IP&TV News talks MENA and OTT with Mukund Cairae (CEO, Middle East North Africa, Turkey & Pakistan, Zee). Cairae is a confirmed speaker for this year’s TV Connect MENA (2-3 November 2015 Jumeirah Beach Hotel, Dubai).
IP&TV News: Hi Mukund. How has Zee’s presence in the Middle East developed since last year’s TV Connect MENA?
Mukund Cairae: We are opening up new markets in North Africa like Morocco and Egypt from a content perspective. Indian content on local channels has increased viewership for the channels and made entry inroads for us as content providers. Both female and male audiences are viewing the content and appreciating the art of Indian story telling with social dramas as well as grand production values. The family ethic which is the core part of all Indian series is one that finds resonance with the Arabic audiences.
And looking more broadly at the region, how much has MENA connected entertainment evolved over the last year?

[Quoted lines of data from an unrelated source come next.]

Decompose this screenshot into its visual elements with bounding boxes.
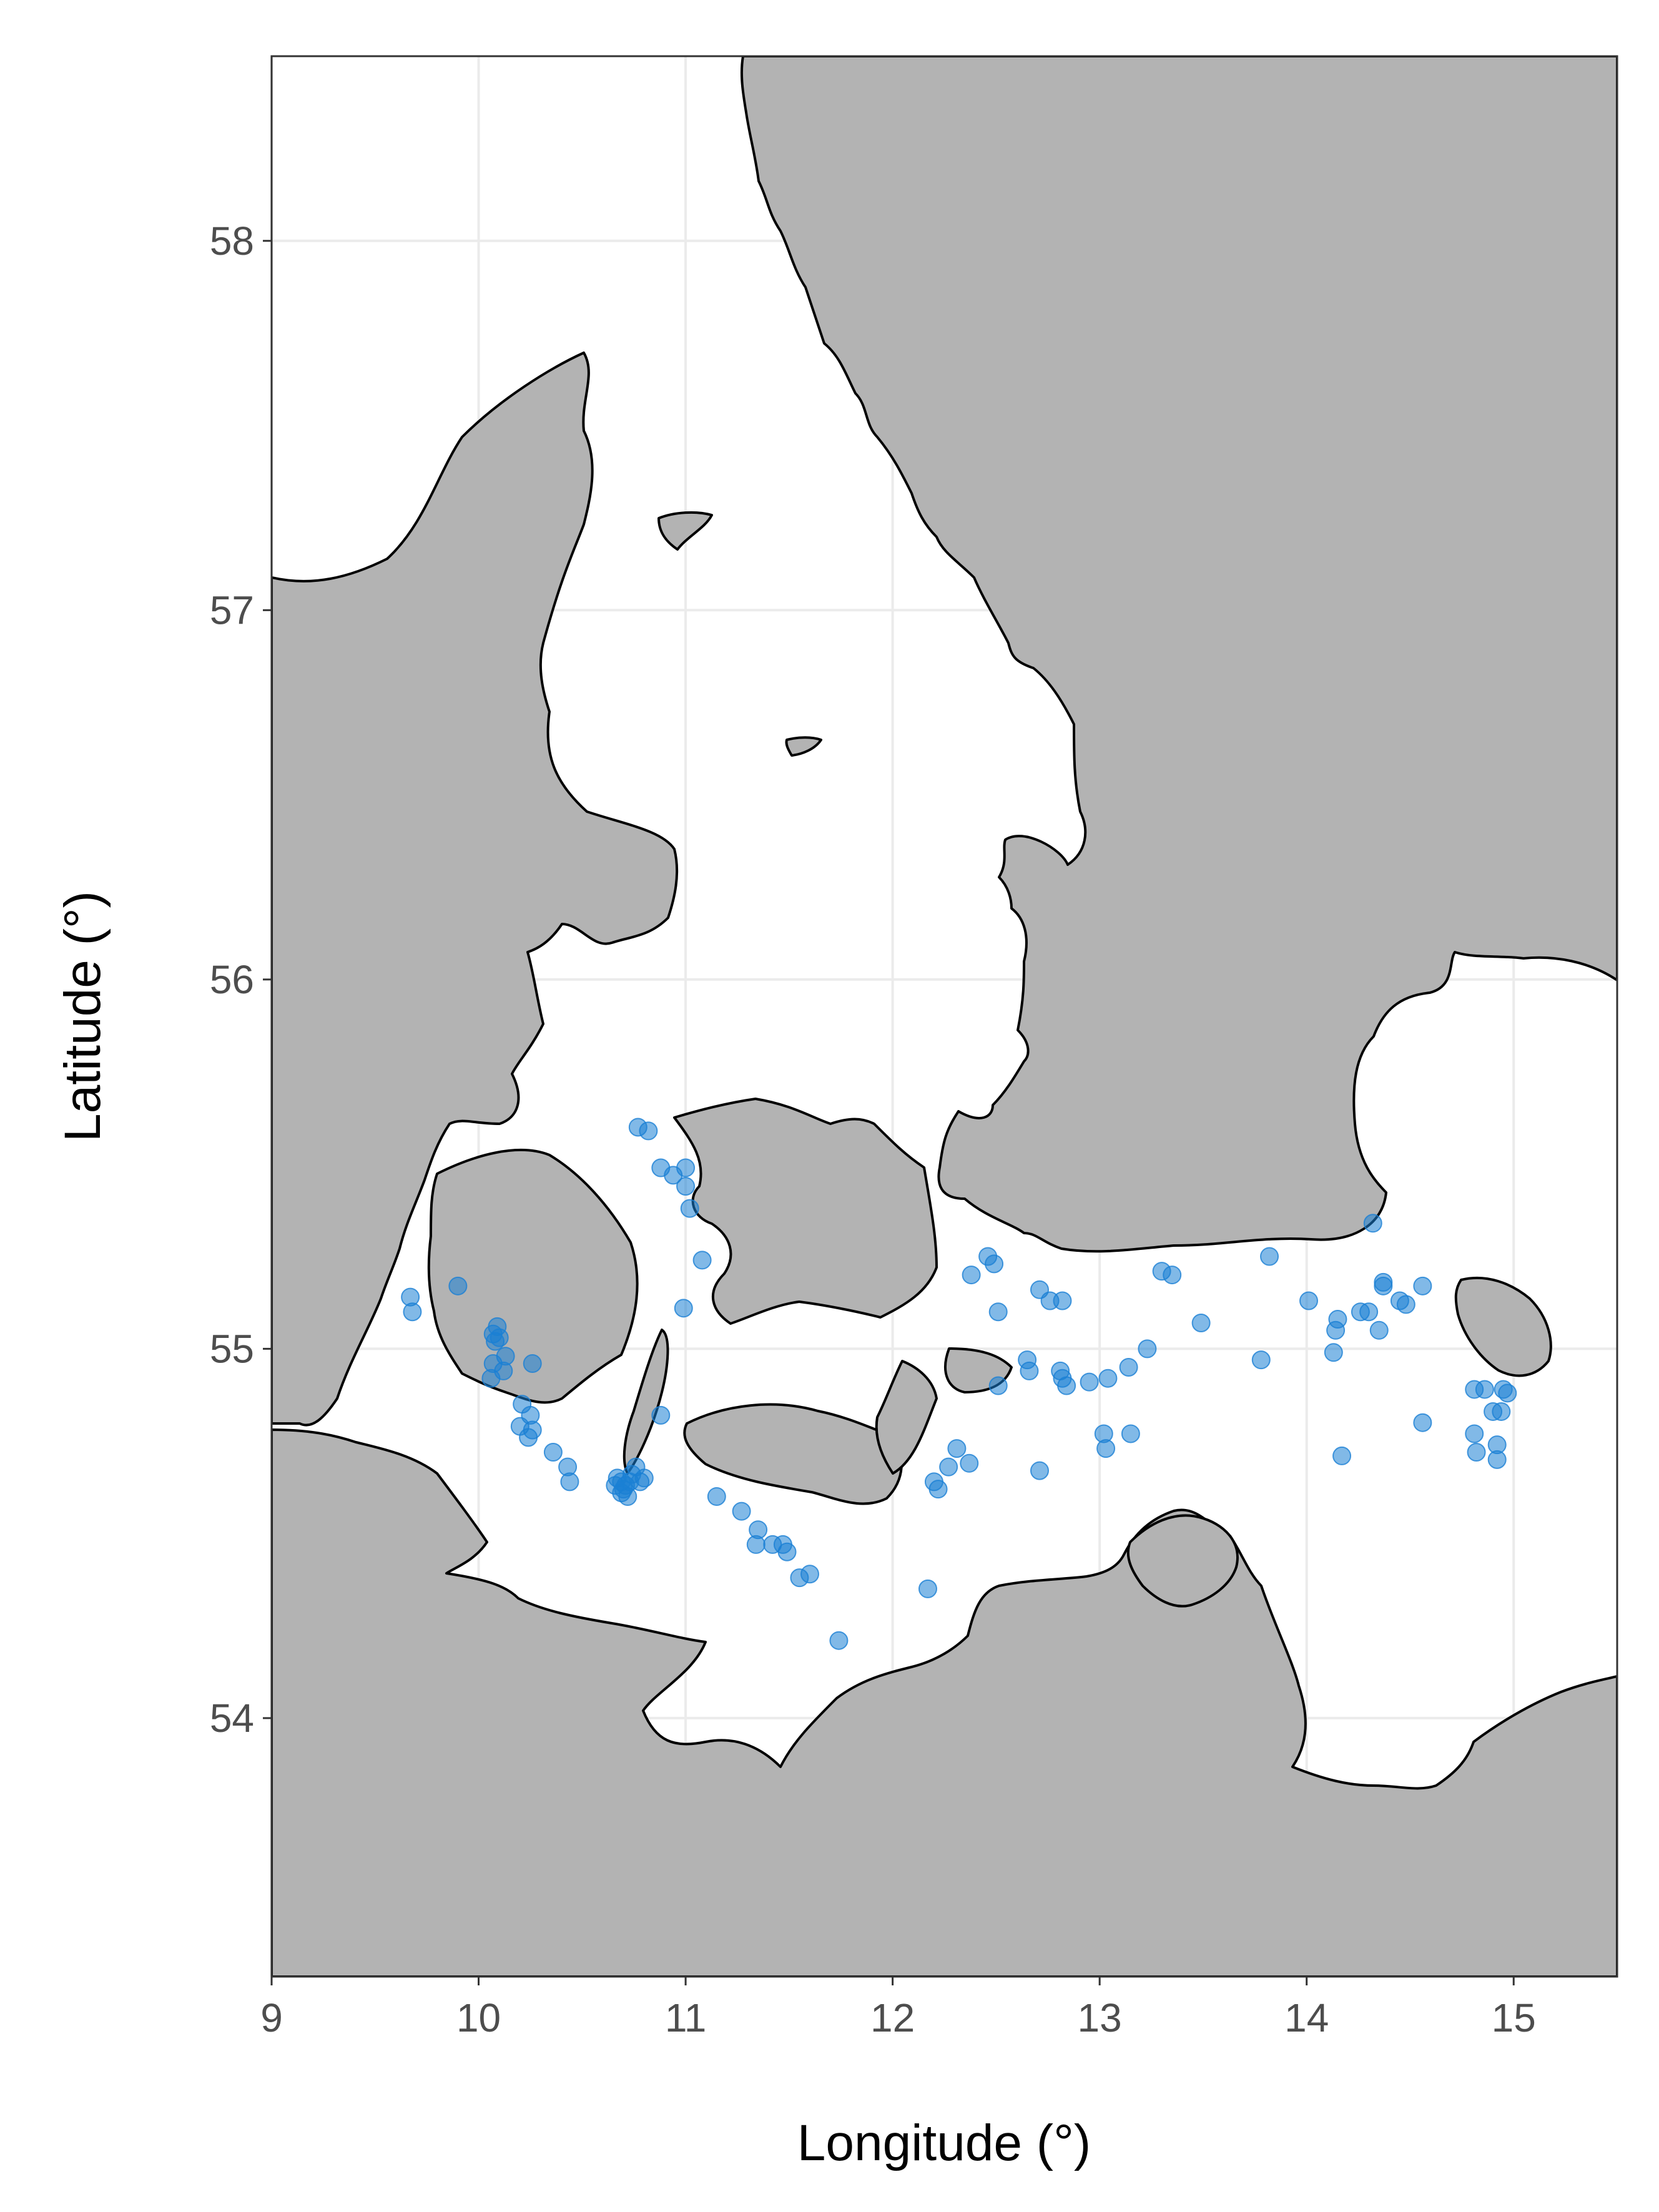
land-funen: [427, 1148, 639, 1404]
station-point: [403, 1302, 422, 1322]
station-point: [732, 1502, 751, 1521]
station-point: [560, 1472, 579, 1492]
station-point: [692, 1251, 712, 1270]
x-axis: 9 10 11 12 13 14 15: [260, 1977, 1536, 2040]
station-point: [960, 1453, 979, 1473]
station-point: [1163, 1266, 1182, 1285]
station-point: [939, 1457, 958, 1477]
station-point: [1465, 1424, 1484, 1443]
station-point: [1251, 1350, 1271, 1370]
land-falster: [875, 1360, 938, 1475]
x-tick-label: 9: [260, 1995, 283, 2040]
station-point: [988, 1302, 1008, 1322]
land-bornholm: [1454, 1276, 1552, 1377]
station-point: [1492, 1402, 1511, 1421]
y-axis-title: Latitude (°): [54, 891, 111, 1142]
station-points: [401, 1118, 1517, 1650]
station-point: [519, 1428, 538, 1447]
station-point: [1374, 1272, 1393, 1292]
station-point: [680, 1199, 699, 1218]
station-point: [1057, 1376, 1076, 1395]
station-point: [1121, 1424, 1140, 1443]
land-zealand: [673, 1098, 938, 1325]
land-anholt: [657, 511, 713, 551]
x-tick-label: 11: [665, 1995, 706, 2040]
x-tick-label: 13: [1078, 1995, 1122, 2040]
station-point: [1299, 1291, 1319, 1310]
station-point: [746, 1535, 766, 1554]
land-germany-poland: [272, 1428, 1617, 1977]
station-point: [1487, 1450, 1507, 1469]
station-point: [829, 1631, 849, 1650]
station-point: [1053, 1291, 1072, 1310]
station-point: [985, 1254, 1004, 1274]
station-point: [676, 1158, 696, 1177]
station-point: [1413, 1413, 1432, 1432]
x-axis-title: Longitude (°): [797, 2115, 1091, 2171]
station-point: [620, 1472, 639, 1492]
station-point: [1363, 1214, 1382, 1233]
y-axis: 54 55 56 57 58: [210, 219, 272, 1741]
station-point: [1359, 1302, 1379, 1322]
station-point: [1369, 1320, 1389, 1340]
station-point: [1030, 1461, 1050, 1480]
x-tick-label: 12: [870, 1995, 915, 2040]
y-tick-label: 55: [210, 1326, 254, 1371]
station-point: [918, 1579, 937, 1598]
land-layer: [272, 56, 1617, 1977]
station-point: [1096, 1439, 1116, 1458]
y-tick-label: 58: [210, 219, 254, 263]
station-point: [676, 1177, 696, 1196]
station-point: [1413, 1276, 1432, 1295]
station-point: [1498, 1384, 1517, 1403]
station-point: [448, 1276, 468, 1295]
x-tick-label: 10: [456, 1995, 501, 2040]
station-point: [1098, 1369, 1118, 1388]
station-point: [1080, 1372, 1099, 1392]
y-tick-label: 57: [210, 587, 254, 632]
station-point: [1475, 1380, 1494, 1399]
station-point: [1324, 1343, 1343, 1362]
station-point: [628, 1118, 647, 1137]
panel-border: [270, 55, 1618, 1978]
land-jutland: [272, 351, 679, 1427]
y-tick-label: 56: [210, 957, 254, 1002]
station-point: [490, 1328, 509, 1347]
station-point: [800, 1565, 819, 1584]
station-point: [1467, 1443, 1486, 1462]
station-point: [777, 1542, 797, 1561]
station-point: [1020, 1361, 1039, 1380]
station-point: [1260, 1247, 1279, 1266]
station-point: [1328, 1310, 1347, 1329]
land-small-island: [785, 736, 822, 757]
station-point: [523, 1354, 542, 1374]
station-point: [674, 1299, 693, 1318]
land-sweden: [740, 56, 1617, 1253]
station-point: [1119, 1357, 1138, 1377]
land-ruegen: [1126, 1514, 1239, 1608]
station-point: [1332, 1446, 1352, 1465]
station-point: [651, 1405, 671, 1425]
station-point: [1396, 1295, 1415, 1314]
y-tick-label: 54: [210, 1696, 254, 1741]
station-point: [928, 1480, 948, 1499]
station-point: [947, 1439, 967, 1458]
station-point: [988, 1376, 1008, 1395]
x-tick-label: 15: [1492, 1995, 1536, 2040]
x-tick-label: 14: [1284, 1995, 1329, 2040]
station-point: [481, 1369, 501, 1388]
station-point: [1191, 1313, 1211, 1332]
land-lolland: [683, 1403, 903, 1505]
station-point: [707, 1487, 726, 1506]
station-point: [962, 1266, 981, 1285]
station-point: [543, 1443, 563, 1462]
station-point: [1138, 1339, 1157, 1359]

Anytime viewing can now be called as “my time” viewing. Due to better connectivity, audiences are spending 30% more time on media (mainly digital) and this viewing is from a new viewer thereby increasing video consumption. It is a matter of time before which advertisers should be consolidating video views across mediums to use as an effective way to communicate their brands rather than just linear TV. However I believe that share of mind is going to be even more difficult to manage in the coming years. The minimum number of brands that one is exposed to in a day is over 3000 here. How does a brand stand out to create an impact in the mind of a consumer will now not just be a function of great content creativity or high frequency, but also of smart media planning and focussed consumer targeting. Add to that the diminished capacity of an individual to hold a coherent thought for more than 30 seconds at a time – maybe an exaggeration but attention deficit will be an interesting phenomenon for planners to study in the future.
Do you think the next twelve months will see a significant influx of new services into the region?

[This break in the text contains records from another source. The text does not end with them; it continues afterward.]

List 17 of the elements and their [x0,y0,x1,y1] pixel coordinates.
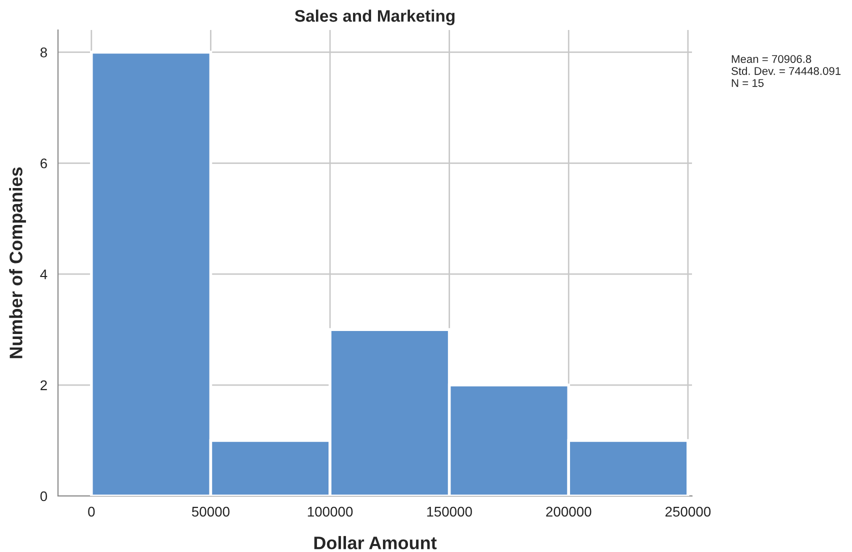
text: Mean = 70906.8 [732,55,812,63]
y-tick-label: 8 [40,48,47,58]
x-tick-label: 250000 [665,506,711,517]
y-axis-title: Number of Companies [9,167,26,358]
y-tick-label: 0 [40,491,48,502]
x-axis-title: Dollar Amount [314,536,437,550]
text: Std. Dev. = 74448.091 [732,66,841,75]
y-tick-label: 2 [40,380,47,390]
y-tick-label: 6 [40,158,47,168]
x-tick-label: 100000 [308,506,353,517]
x-tick-label: 200000 [546,506,592,517]
y-tick-label: 4 [40,270,48,280]
text: N = 15 [732,79,764,87]
x-tick-label: 0 [88,506,95,517]
chart-title: Sales and Marketing [294,10,454,26]
x-tick-label: 50000 [192,506,230,517]
x-tick-label: 150000 [427,506,472,517]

OTT services have seen launches in the last year or so and service improvisations in the same should be seen in the time ahead. A lot of VCs are backing such services in addition to existing content distribution platforms. The price war for the right content in the next year will be interesting to see especially since pay-TV is barely a single digit percentage in the region. PPV and SVOD would now be seen as P&L units in the distribution platforms as opposed to marketing or retention initiatives.
What new market trends excite you and present new opportunities to Zee?
At Zee we are extremely excited to be part of the digital wave of content consumption. Zee Alwan content on the largest VOD platform in the Middle East has increased lifetime views about 15 times already in the last 7 months and we are looking to close about 500 million views by the end of the year. This presents a growth opportunity to us that is essential to our presence in the region. Local content production is another vertical that we are interested in and are looking to co-produce Arabic content for the coming year.
You’ve been to TV Connect MENA before. What makes the event such an important date in the diary?
The timing of the event is unique indeed – at the end of the year. Participation in the event by broadcasters, content owners, aggregators and technology providers all under one roof make this an extremely valuable part of the media calendar.